The girl, then 13 and now 17, testified Tuesday that the Rev. Francis Arakal "grabbed" one of her breasts during that visit in 2001. One of her sisters, now 13, testified Wednesday that she saw the touching, and said the contact occurred over her sister's clothing.

The younger girl said Arakal touched one of her upper thighs, also over clothing. The alleged contact with the girls came during a tickle fight.

The lawsuit, which seeks unspecified damages, claims the diocese and St. Joseph's pastor, the Rev. Joseph Illo, failed to deal appropriately with the allegations.

The 13-year-old testified that Illo and Arakal yelled at her, accusing her of lying about the incidents.

In cross-examination, the girls testified to recalling few details surrounding the incidents with Arakal and Illo, frequently responding "I don't know" and "I don't remember."

Defense attorneys say diocese officials addressed the allegations as soon as they heard about them, nearly a year after the alleged incidents.

A Stanislaus County Sheriff's Department report from July 2002 describes allegations that Arakal had acted inappropriately and had touched the older girl in a sexual manner. Hughson police, sheriff's investigators and the district attorney's office determined there was insufficient evidence to prosecute.

The tickling involved Arakal and the three girls in the Hughson family, the oldest girl testified. She said she found herself on the floor, where Arakal pinned an arm while he grabbed her left breast twice.

"I yelled, 'No,' he did it again. I yelled, 'Stop it!' That's when my mom came around the corner," she said, crying. She fled to her room, she said, where she later told her middle sister not to tell anyone.

The 17-year-old said her mother asked what had happened, and the girl said she responded: "Nothing." In her testimony, she said: "I felt ashamed and I didn't think anyone would believe me, because (priests) are supposed to be holy people."

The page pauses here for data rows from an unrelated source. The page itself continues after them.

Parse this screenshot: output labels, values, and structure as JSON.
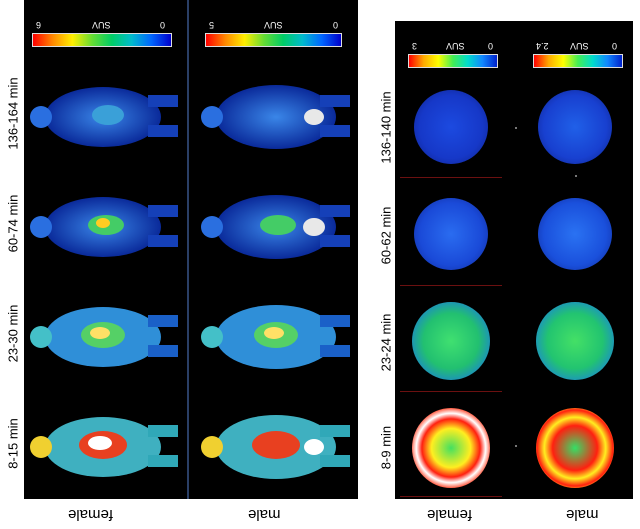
{
  "left_panel": {
    "times": [
      "136-164 min",
      "60-74 min",
      "23-30 min",
      "8-15 min"
    ],
    "rows": [
      {
        "label": "female",
        "scale_max": "6",
        "scale_min": "0",
        "scale_unit": "SUV"
      },
      {
        "label": "male",
        "scale_max": "5",
        "scale_min": "0",
        "scale_unit": "SUV"
      }
    ]
  },
  "right_panel": {
    "times": [
      "136-140 min",
      "60-62 min",
      "23-24 min",
      "8-9 min"
    ],
    "rows": [
      {
        "label": "female",
        "scale_max": "3",
        "scale_min": "0",
        "scale_unit": "SUV"
      },
      {
        "label": "male",
        "scale_max": "2.4",
        "scale_min": "0",
        "scale_unit": "SUV"
      }
    ]
  },
  "colors": {
    "panel_bg": "#000000",
    "divider": "#2a3f66",
    "separator": "#6b1010"
  }
}
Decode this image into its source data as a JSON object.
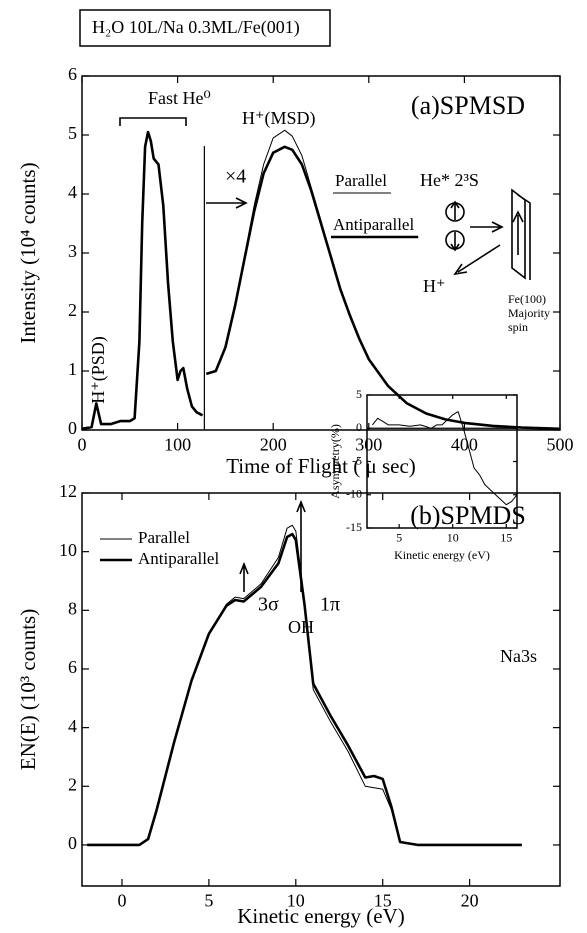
{
  "header": {
    "label": "H₂O 10L/Na 0.3ML/Fe(001)"
  },
  "chart_data": [
    {
      "type": "line",
      "title": "(a)SPMSD",
      "xlabel": "Time of Flight ( μ sec)",
      "ylabel": "Intensity (10⁴ counts)",
      "x": [
        0,
        10,
        15,
        20,
        30,
        40,
        50,
        55,
        60,
        63,
        66,
        69,
        72,
        75,
        80,
        85,
        90,
        95,
        100,
        103,
        106,
        110,
        115,
        120,
        126,
        128,
        130,
        140,
        150,
        160,
        170,
        180,
        190,
        200,
        212,
        220,
        230,
        240,
        250,
        260,
        270,
        280,
        290,
        300,
        320,
        340,
        360,
        380,
        400,
        430,
        460,
        500
      ],
      "series": [
        {
          "name": "Parallel",
          "color": "#000000",
          "values": [
            0.02,
            0.05,
            0.45,
            0.1,
            0.1,
            0.15,
            0.15,
            0.2,
            1.5,
            3.5,
            4.8,
            5.05,
            4.9,
            4.6,
            4.5,
            3.8,
            2.5,
            1.5,
            0.85,
            1.0,
            1.05,
            0.7,
            0.4,
            0.3,
            0.25,
            null,
            0.95,
            1.0,
            1.4,
            2.1,
            2.95,
            3.8,
            4.5,
            4.95,
            5.08,
            4.98,
            4.65,
            4.1,
            3.55,
            2.95,
            2.4,
            1.95,
            1.55,
            1.2,
            0.75,
            0.45,
            0.28,
            0.18,
            0.12,
            0.07,
            0.04,
            0.02
          ]
        },
        {
          "name": "Antiparallel",
          "color": "#000000",
          "values": [
            0.02,
            0.05,
            0.45,
            0.1,
            0.1,
            0.15,
            0.15,
            0.2,
            1.5,
            3.5,
            4.8,
            5.05,
            4.9,
            4.6,
            4.5,
            3.8,
            2.5,
            1.5,
            0.85,
            1.0,
            1.05,
            0.7,
            0.4,
            0.3,
            0.25,
            null,
            0.95,
            1.0,
            1.4,
            2.1,
            2.9,
            3.7,
            4.35,
            4.7,
            4.8,
            4.75,
            4.5,
            4.05,
            3.5,
            2.95,
            2.4,
            1.95,
            1.55,
            1.2,
            0.75,
            0.45,
            0.28,
            0.18,
            0.12,
            0.07,
            0.04,
            0.02
          ]
        }
      ],
      "xlim": [
        0,
        500
      ],
      "ylim": [
        0,
        6
      ],
      "xticks": [
        0,
        100,
        200,
        300,
        400,
        500
      ],
      "yticks": [
        0,
        1,
        2,
        3,
        4,
        5,
        6
      ],
      "annotations": [
        "Fast He⁰",
        "H⁺(MSD)",
        "×4",
        "H⁺(PSD)",
        "He* 2³S",
        "H⁺",
        "Fe(100)",
        "Majority",
        "spin"
      ]
    },
    {
      "type": "line",
      "title": "(b)SPMDS",
      "xlabel": "Kinetic energy (eV)",
      "ylabel": "EN(E) (10³ counts)",
      "x": [
        -2,
        1,
        1.5,
        2,
        3,
        4,
        5,
        6,
        6.5,
        7,
        8,
        9,
        9.5,
        9.8,
        10,
        10.5,
        11,
        12,
        13,
        14,
        14.5,
        15,
        15.5,
        16,
        17,
        20,
        23
      ],
      "series": [
        {
          "name": "Parallel",
          "color": "#000000",
          "values": [
            0,
            0,
            0.2,
            1.2,
            3.5,
            5.6,
            7.2,
            8.2,
            8.45,
            8.4,
            8.9,
            9.8,
            10.8,
            10.9,
            10.7,
            8.3,
            5.3,
            4.2,
            3.2,
            2.0,
            1.95,
            1.9,
            1.2,
            0.1,
            0,
            0,
            0
          ]
        },
        {
          "name": "Antiparallel",
          "color": "#000000",
          "values": [
            0,
            0,
            0.2,
            1.2,
            3.5,
            5.6,
            7.2,
            8.15,
            8.35,
            8.3,
            8.8,
            9.6,
            10.5,
            10.6,
            10.4,
            8.2,
            5.5,
            4.4,
            3.4,
            2.3,
            2.35,
            2.25,
            1.3,
            0.1,
            0,
            0,
            0
          ]
        }
      ],
      "xlim": [
        -2.3,
        25.2
      ],
      "ylim": [
        -1.4,
        12
      ],
      "xticks": [
        0,
        5,
        10,
        15,
        20
      ],
      "yticks": [
        0,
        2,
        4,
        6,
        8,
        10,
        12
      ],
      "annotations": [
        "3σ",
        "OH",
        "1π",
        "Na3s"
      ]
    },
    {
      "type": "line",
      "xlabel": "Kinetic energy (eV)",
      "ylabel": "Asymmetry(%)",
      "x": [
        2.5,
        3,
        3.5,
        4,
        5,
        6,
        7,
        8,
        8.5,
        9,
        10,
        10.5,
        11,
        11.5,
        12,
        12.5,
        13,
        14,
        15,
        15.5,
        16
      ],
      "values": [
        0.5,
        1.5,
        1,
        0.5,
        0.5,
        0.3,
        0.5,
        0,
        0.5,
        0.5,
        2,
        2.5,
        0,
        -3,
        -6,
        -7,
        -8.5,
        -10,
        -11.5,
        -11,
        -10
      ],
      "color": "#000000",
      "zero_line": true,
      "xlim": [
        2,
        16
      ],
      "ylim": [
        -15,
        5
      ],
      "xticks": [
        5,
        10,
        15
      ],
      "yticks": [
        -15,
        -10,
        -5,
        0,
        5
      ]
    }
  ]
}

The middle sister testified Wednesday that she agreed with her sister's request to keep the incidents secret.

The mother said she did not find out what allegedly had occurred until the spring of 2002, when her middle daughter told her.

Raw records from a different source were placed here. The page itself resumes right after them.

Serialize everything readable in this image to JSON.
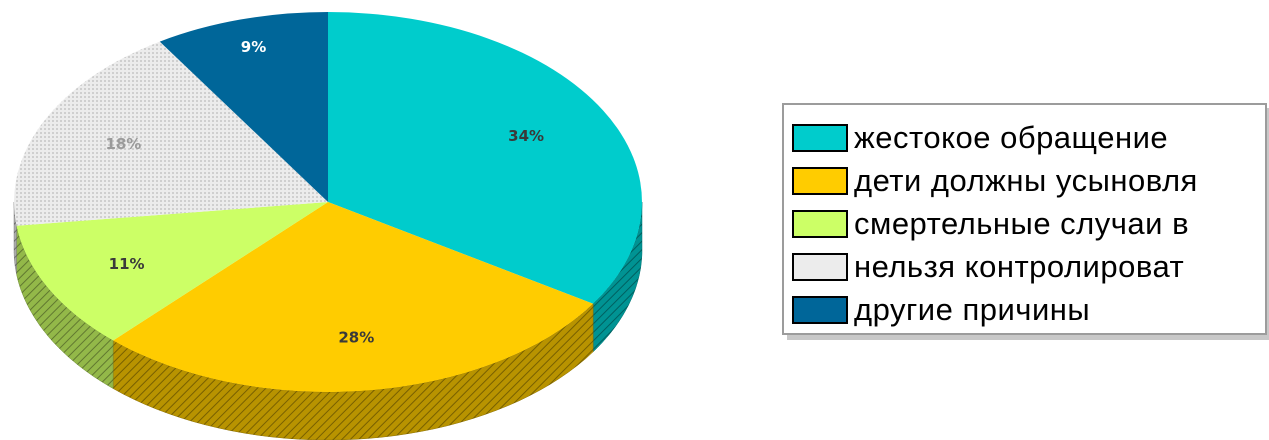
{
  "chart_data": {
    "type": "pie",
    "title": "",
    "categories": [
      "жестокое обращение",
      "дети должны усыновля",
      "смертельные случаи в",
      "нельзя контролироват",
      "другие причины"
    ],
    "values": [
      34,
      28,
      11,
      18,
      9
    ],
    "data_labels": [
      "34%",
      "28%",
      "11%",
      "18%",
      "9%"
    ],
    "colors": [
      "#00cccc",
      "#ffcc00",
      "#ccff66",
      "#ececec",
      "#006699"
    ],
    "label_colors": [
      "#3a3a3a",
      "#3a3a3a",
      "#3a3a3a",
      "#9a9a9a",
      "#ffffff"
    ],
    "legend_position": "right",
    "style": "3d-tilted"
  }
}
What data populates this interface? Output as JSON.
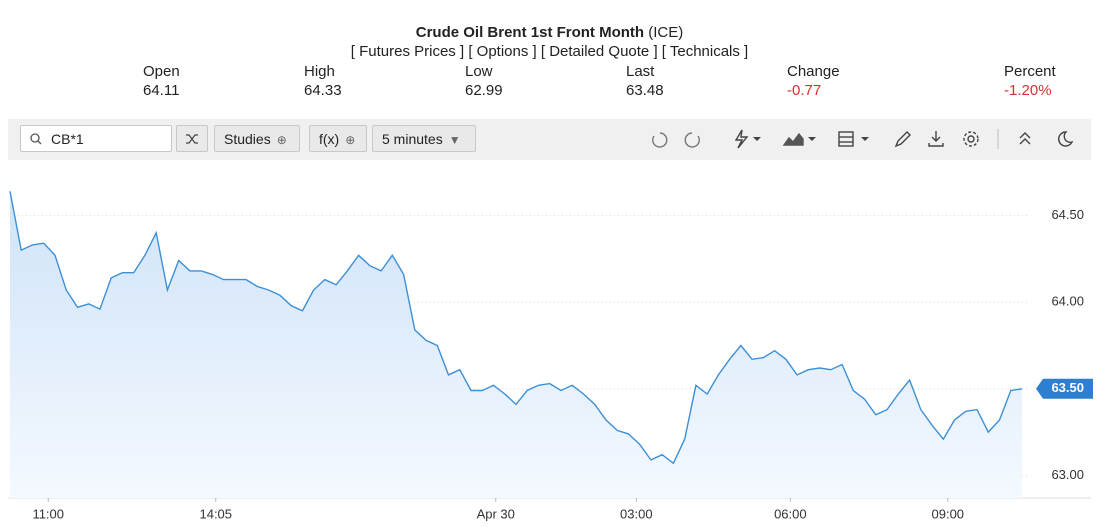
{
  "quote": {
    "title": "Crude Oil Brent 1st Front Month",
    "exchange": "(ICE)",
    "links": [
      "[ Futures Prices ]",
      "[ Options ]",
      "[ Detailed Quote ]",
      "[ Technicals ]"
    ],
    "stats": [
      {
        "label": "Open",
        "value": "64.11"
      },
      {
        "label": "High",
        "value": "64.33"
      },
      {
        "label": "Low",
        "value": "62.99"
      },
      {
        "label": "Last",
        "value": "63.48"
      },
      {
        "label": "Change",
        "value": "-0.77"
      },
      {
        "label": "Percent",
        "value": "-1.20%"
      }
    ]
  },
  "toolbar": {
    "search": "CB*1",
    "buttons": [
      "Studies",
      "f(x)",
      "5 minutes"
    ]
  },
  "chart_data": {
    "type": "line",
    "color": "#3d8fd6",
    "last_value_marker": true,
    "xlim": [
      0,
      90
    ],
    "xticks": [
      {
        "value": 3.4,
        "label": "11:00"
      },
      {
        "value": 18.3,
        "label": "14:05"
      },
      {
        "value": 43.2,
        "label": "Apr 30"
      },
      {
        "value": 55.7,
        "label": "03:00"
      },
      {
        "value": 69.4,
        "label": "06:00"
      },
      {
        "value": 83.4,
        "label": "09:00"
      }
    ],
    "ylim": [
      62.87,
      64.82
    ],
    "yticks": [
      {
        "value": 63,
        "label": "63.00"
      },
      {
        "value": 63.5,
        "label": "63.50"
      },
      {
        "value": 64,
        "label": "64.00"
      },
      {
        "value": 64.5,
        "label": "64.50"
      }
    ],
    "values": [
      64.64,
      64.3,
      64.33,
      64.34,
      64.27,
      64.07,
      63.97,
      63.99,
      63.96,
      64.14,
      64.17,
      64.17,
      64.27,
      64.4,
      64.07,
      64.24,
      64.18,
      64.18,
      64.16,
      64.13,
      64.13,
      64.13,
      64.09,
      64.07,
      64.04,
      63.98,
      63.95,
      64.07,
      64.13,
      64.1,
      64.18,
      64.27,
      64.21,
      64.18,
      64.27,
      64.16,
      63.84,
      63.78,
      63.75,
      63.58,
      63.61,
      63.49,
      63.49,
      63.52,
      63.47,
      63.41,
      63.49,
      63.52,
      63.53,
      63.49,
      63.52,
      63.47,
      63.41,
      63.32,
      63.26,
      63.24,
      63.18,
      63.09,
      63.12,
      63.07,
      63.21,
      63.52,
      63.47,
      63.58,
      63.67,
      63.75,
      63.67,
      63.68,
      63.72,
      63.67,
      63.58,
      63.61,
      63.62,
      63.61,
      63.64,
      63.49,
      63.44,
      63.35,
      63.38,
      63.47,
      63.55,
      63.38,
      63.29,
      63.21,
      63.32,
      63.37,
      63.38,
      63.25,
      63.32,
      63.49,
      63.5
    ]
  }
}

The oldest daughter changed after the incident, becoming socially withdrawn, her mother said. "It was like (Arakal) put a wedge between me and my daughter." She said her middle daughter began to act angry.

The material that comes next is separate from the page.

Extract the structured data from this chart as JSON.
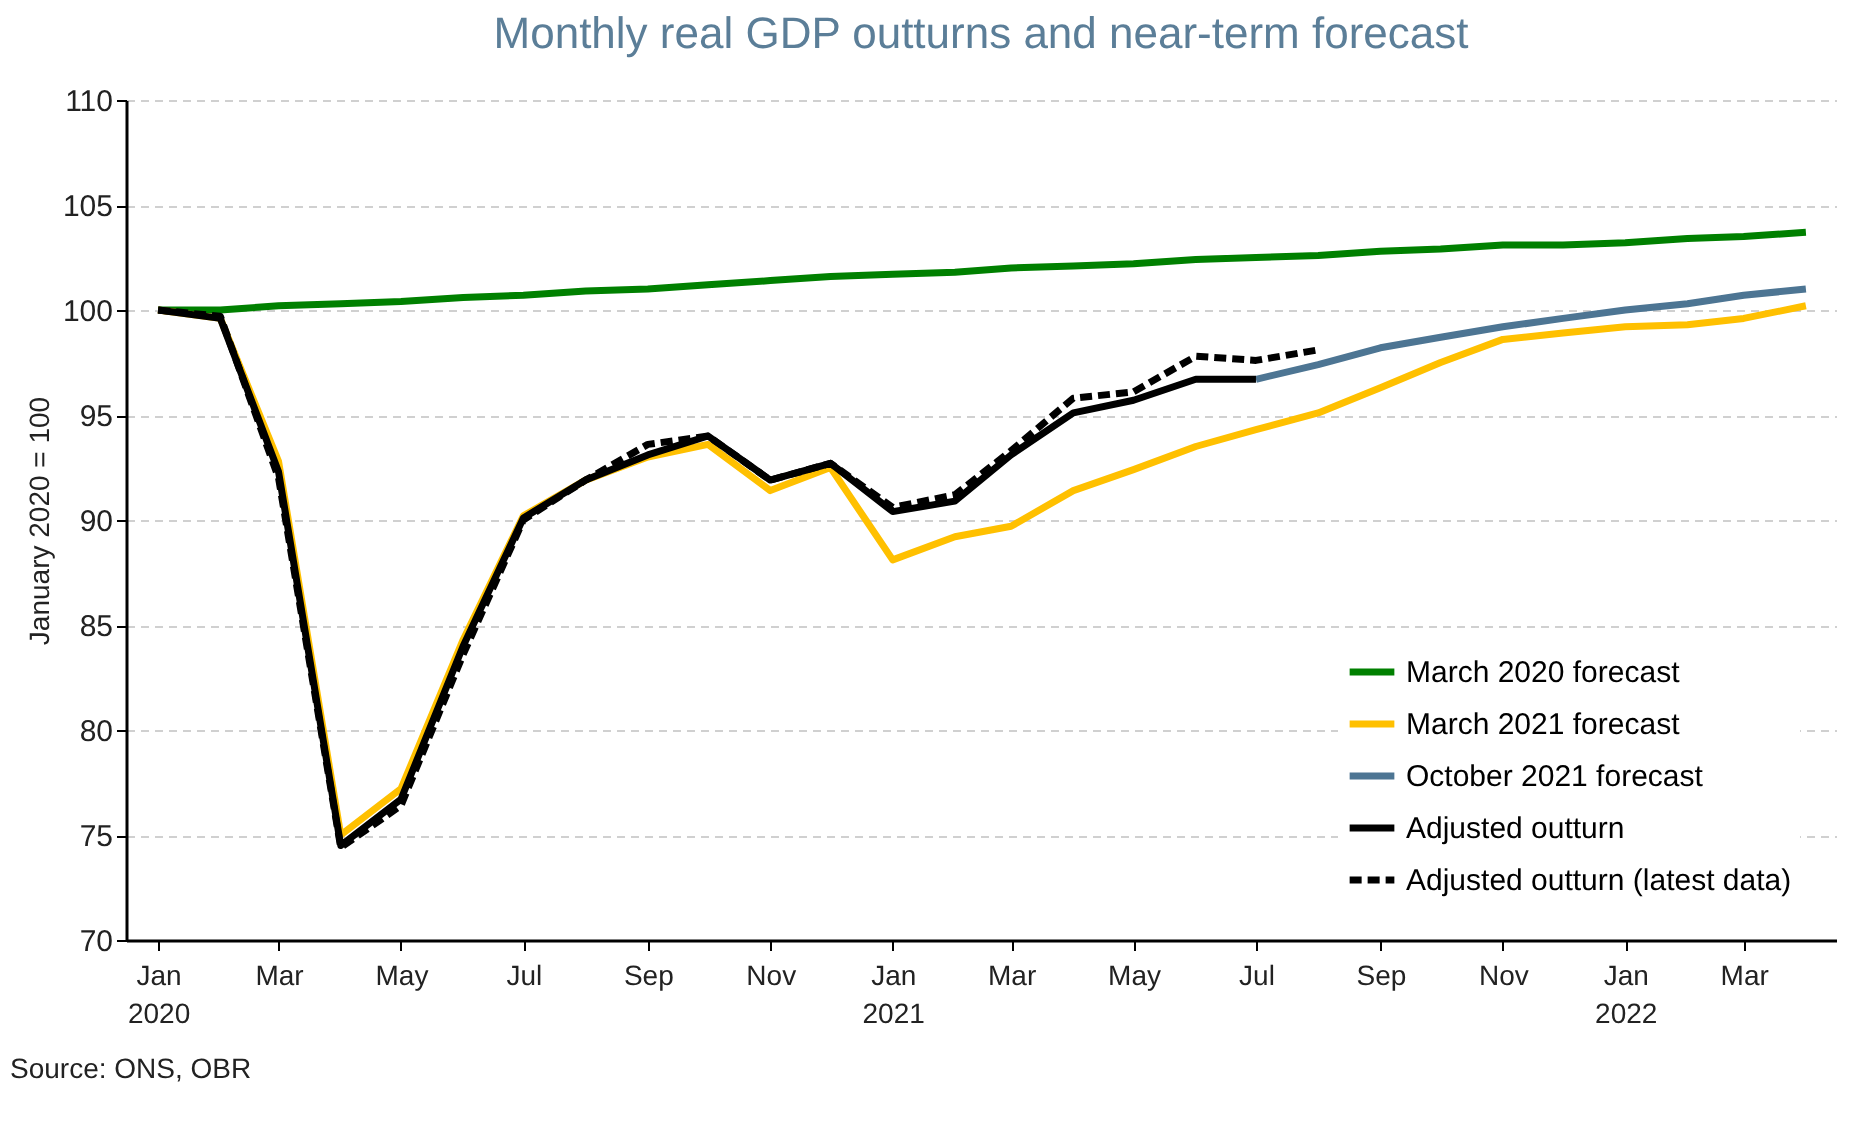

The mother said she observed a series of "red flags" involving Arakal, including his frequent requests to be invited to the house, telephone calls and messages that he left while the girls were home alone, pulling up his shirt after a meal and asking the girls to touch his abdomen, asking the girls to tie a hair around a mole on his neck, and a "game" that he tried to play with her youngest daughter.

"He took off his (priest's) collar, pushed it in his (front) pocket, way down, and said, 'Where did my collar go? Put your hand in there, see what you can find,'" the mother testified.

She felt the game was inappropriate and told Arakal to stop, she said.

George MacKoul, the plaintiffs' attorney, suggested the behaviors indicate a predator "grooming" potential victims.

Defense attorneys assert that family members misconstrued Arakal's actions.

MacKoul's questioning of the mother was expected to continue today, and defense attorneys were expected to continue cross-examining the 13-year-old.